What would happen if the interest rate was minus 0.1% like in Japan instead of 50%?

The Bank of Japan (BoJ) ended the long period of negative interest rates by increasing interest rates. We thought about this news, what would change in our lives if negative interest rates were seen in Turkey?

Recently, the Bank of Japan (BoJ) since 2007 It ended the period of negative interest rates by increasing interest rates for the first time.

As a result, the policy rate in Japan It increased from -0.1% to 0-0.1%.

First, let’s learn what the policy rate is.

Policy interest rate determined by central banks, a country’s short-term borrowing interest rate it states. In other words, the central banks of countries determine a certain interest rate for borrowing or lending.

One of the main tools of monetary policy is the policy rate; It is used to ensure economic balance, meet the cash need in the market or control the amount of cash, control inflation and direct economic growth.

Central banks may increase or decrease the policy rate depending on current economic conditions. For example, with the decision announced today, in our country policy rate from 45% to 50% removed.

Let’s take a look at interest rates by country.

According to data published by Trading Economics; Turkey has followed a policy of increasing interest rates in recent years, following Argentina, which had an interest rate of 80%, with a 50% interest rate. country with the second highest interest rate happened.

As we mentioned at the beginning of the content, the country with the lowest interest rate is Japan has a 0% interest rate. Then comes Switzerland, which has an interest rate of 1.5%.

So, what does it mean if the interest rate is high or low?

policy rate increasingIt is generally a decision taken to combat high inflation or to stabilize exchange rates. Increasing interest rates may attract foreign investors and maintain the depreciating exchange rate level.

However, as interest rates rise, it will increase the cost of borrowing. decrease in consumer spending and investments visible. Therefore, a slowdown in economic growth may be observed.

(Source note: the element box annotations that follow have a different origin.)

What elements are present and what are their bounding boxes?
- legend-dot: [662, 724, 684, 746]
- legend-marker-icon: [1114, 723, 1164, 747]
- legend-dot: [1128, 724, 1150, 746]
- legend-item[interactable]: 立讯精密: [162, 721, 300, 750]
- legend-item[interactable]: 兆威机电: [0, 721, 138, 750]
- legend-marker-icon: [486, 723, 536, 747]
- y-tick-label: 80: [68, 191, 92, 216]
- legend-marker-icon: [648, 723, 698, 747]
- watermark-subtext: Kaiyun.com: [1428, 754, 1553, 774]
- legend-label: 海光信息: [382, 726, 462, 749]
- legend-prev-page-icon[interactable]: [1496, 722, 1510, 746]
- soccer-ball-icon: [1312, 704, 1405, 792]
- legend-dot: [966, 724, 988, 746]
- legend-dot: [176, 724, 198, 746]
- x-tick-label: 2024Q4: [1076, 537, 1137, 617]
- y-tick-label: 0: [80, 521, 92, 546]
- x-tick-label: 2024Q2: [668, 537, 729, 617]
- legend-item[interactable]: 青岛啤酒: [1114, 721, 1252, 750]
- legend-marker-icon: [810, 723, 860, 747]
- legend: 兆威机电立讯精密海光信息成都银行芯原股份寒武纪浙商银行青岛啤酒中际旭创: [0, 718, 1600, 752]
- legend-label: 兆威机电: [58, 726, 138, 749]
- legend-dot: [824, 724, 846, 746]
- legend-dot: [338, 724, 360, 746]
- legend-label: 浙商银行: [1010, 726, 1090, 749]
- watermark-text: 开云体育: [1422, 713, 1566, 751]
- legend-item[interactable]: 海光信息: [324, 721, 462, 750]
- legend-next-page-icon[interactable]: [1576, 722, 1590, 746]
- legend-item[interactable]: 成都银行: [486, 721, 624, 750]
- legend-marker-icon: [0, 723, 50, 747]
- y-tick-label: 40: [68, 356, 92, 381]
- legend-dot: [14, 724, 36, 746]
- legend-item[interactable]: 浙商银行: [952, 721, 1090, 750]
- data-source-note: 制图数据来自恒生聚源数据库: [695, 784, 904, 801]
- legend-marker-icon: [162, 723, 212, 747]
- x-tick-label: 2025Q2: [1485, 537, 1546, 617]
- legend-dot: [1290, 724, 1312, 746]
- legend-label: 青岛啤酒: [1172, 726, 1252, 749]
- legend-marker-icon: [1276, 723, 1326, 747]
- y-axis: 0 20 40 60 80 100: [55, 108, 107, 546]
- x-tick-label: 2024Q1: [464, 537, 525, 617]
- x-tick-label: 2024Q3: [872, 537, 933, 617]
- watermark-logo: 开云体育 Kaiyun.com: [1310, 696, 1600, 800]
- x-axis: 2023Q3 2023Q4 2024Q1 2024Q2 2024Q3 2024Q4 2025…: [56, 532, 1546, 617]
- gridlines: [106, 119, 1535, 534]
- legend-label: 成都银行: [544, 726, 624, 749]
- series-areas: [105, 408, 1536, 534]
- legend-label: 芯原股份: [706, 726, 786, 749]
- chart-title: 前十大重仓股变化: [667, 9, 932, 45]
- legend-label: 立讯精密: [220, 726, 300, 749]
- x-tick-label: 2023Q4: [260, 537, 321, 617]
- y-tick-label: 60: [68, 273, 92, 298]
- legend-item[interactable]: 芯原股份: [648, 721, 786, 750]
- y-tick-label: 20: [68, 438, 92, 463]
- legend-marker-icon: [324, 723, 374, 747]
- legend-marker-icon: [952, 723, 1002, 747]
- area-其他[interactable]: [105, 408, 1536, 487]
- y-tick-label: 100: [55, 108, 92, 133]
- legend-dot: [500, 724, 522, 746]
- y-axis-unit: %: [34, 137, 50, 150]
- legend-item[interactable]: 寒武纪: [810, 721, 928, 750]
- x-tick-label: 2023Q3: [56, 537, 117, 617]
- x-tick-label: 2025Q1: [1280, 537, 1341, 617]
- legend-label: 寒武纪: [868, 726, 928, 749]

If the policy rate is reduced On the contrary to the situation we mentioned above, it reduces borrowing costs. Therefore, there is an increase in consumption and investment expenditures. However, since consumption and therefore demand will increase with affordable loans, There is an increase in inflation.

Defined as “unusual” in monetary policy If it is negative interest It is a tool generally used to combat low growth and deflation (negative inflation). In economies where a negative interest rate policy is implemented, contrary to the custom, banks do not receive interest for the reserves they hold in central banks. interest payment situation occurs.

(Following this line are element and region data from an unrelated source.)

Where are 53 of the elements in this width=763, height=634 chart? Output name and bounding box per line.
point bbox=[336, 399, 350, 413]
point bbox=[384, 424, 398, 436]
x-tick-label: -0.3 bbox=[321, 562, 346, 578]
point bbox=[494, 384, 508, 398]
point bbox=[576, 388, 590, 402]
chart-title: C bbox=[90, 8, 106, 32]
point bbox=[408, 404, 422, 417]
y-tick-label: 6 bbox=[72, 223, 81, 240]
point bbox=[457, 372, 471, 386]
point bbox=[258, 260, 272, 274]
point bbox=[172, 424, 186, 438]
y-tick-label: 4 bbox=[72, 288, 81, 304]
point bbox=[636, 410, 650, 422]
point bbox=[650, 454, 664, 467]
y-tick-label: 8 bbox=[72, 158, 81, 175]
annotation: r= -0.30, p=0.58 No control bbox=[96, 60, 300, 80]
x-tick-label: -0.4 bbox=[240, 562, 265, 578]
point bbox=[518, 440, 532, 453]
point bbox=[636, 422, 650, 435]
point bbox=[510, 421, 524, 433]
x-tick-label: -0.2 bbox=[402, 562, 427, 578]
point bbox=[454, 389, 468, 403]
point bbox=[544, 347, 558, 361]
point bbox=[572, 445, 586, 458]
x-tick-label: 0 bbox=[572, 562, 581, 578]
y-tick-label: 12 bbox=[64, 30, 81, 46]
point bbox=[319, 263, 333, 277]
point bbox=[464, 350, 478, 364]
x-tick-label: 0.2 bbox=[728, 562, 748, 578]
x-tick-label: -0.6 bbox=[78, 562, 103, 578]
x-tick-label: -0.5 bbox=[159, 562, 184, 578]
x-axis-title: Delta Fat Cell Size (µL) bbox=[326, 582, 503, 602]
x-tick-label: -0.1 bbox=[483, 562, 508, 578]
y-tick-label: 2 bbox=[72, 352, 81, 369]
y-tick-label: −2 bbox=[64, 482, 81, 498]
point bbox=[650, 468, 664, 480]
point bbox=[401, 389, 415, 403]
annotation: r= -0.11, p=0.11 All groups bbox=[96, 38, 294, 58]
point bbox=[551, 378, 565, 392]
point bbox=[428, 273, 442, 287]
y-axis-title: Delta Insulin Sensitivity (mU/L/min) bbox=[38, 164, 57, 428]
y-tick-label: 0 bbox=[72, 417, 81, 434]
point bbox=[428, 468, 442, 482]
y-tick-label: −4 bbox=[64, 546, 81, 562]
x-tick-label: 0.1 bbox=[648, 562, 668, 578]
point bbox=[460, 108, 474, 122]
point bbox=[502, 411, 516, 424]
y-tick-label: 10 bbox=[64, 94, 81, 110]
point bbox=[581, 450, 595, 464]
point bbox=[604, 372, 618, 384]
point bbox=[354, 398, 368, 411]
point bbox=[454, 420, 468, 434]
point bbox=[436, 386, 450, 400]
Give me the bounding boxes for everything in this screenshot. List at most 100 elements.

Now let’s get to our main topic. What would happen if negative interest was applied in our country?

First of all, in an environment where there is a negative interest policy borrowing costs will decrease. Because of negative interest rates, banks will have to pay interest to keep their reserves in the central bank. For this reason, banks provide interest to their customers rather than paying interest to the central bank. tend to give low-fee loans It will happen.

Low-cost debt instruments tendency to consume and invest can increase. For example, between 2021 and 2023, when interest rates were reduced in our country, It was not a coincidence that house and car prices increased. The affordability of loans encouraged individuals to buy houses and cars, and as a result, the prices of these products increased as a result of the increasing demand for houses and cars.

In summary; The fact that low loans increase demand causes prices to increase, and this brings with it a rising inflation rate brings.

Low policy interest rates cause the local currency to lose value.

Because interest rates are low causes foreign investors to lose interest and this results in the local currency falling.

The depreciation of the local currency will actually make the goods the country sells abroad cheaper. increase in export rates may cause.

On the other hand, individuals who anticipate that their money will lose value due to negative interest rates reduce their savings. tend to spend more is happening.

Changes may be seen in individual investment preferences.

Policy rate is negative instability in the financial system can create. As a result of this instability, an increase in the risk-taking tendency of individual investors may be observed.

For example, the investment income of a person who generally invests in fixed income assets will decrease due to negative interest. This situation makes investors investing in riskier financial assets can push.

The increase in demand for risky financial assets in those markets It can increase prices and volatility. To give an example, during the period when interest rates were reduced in our country, many people with or without financial literacy Get caught up in the cryptocurrency craze We can show you.

In summary; against situations such as negative inflation or slow growth Negative interest, which is an intervention method, aims to ensure that the economy in question gains an advantage in the long term when used appropriately. However, if it is not used appropriately and balancedly, it can cause huge and irreparable consequences.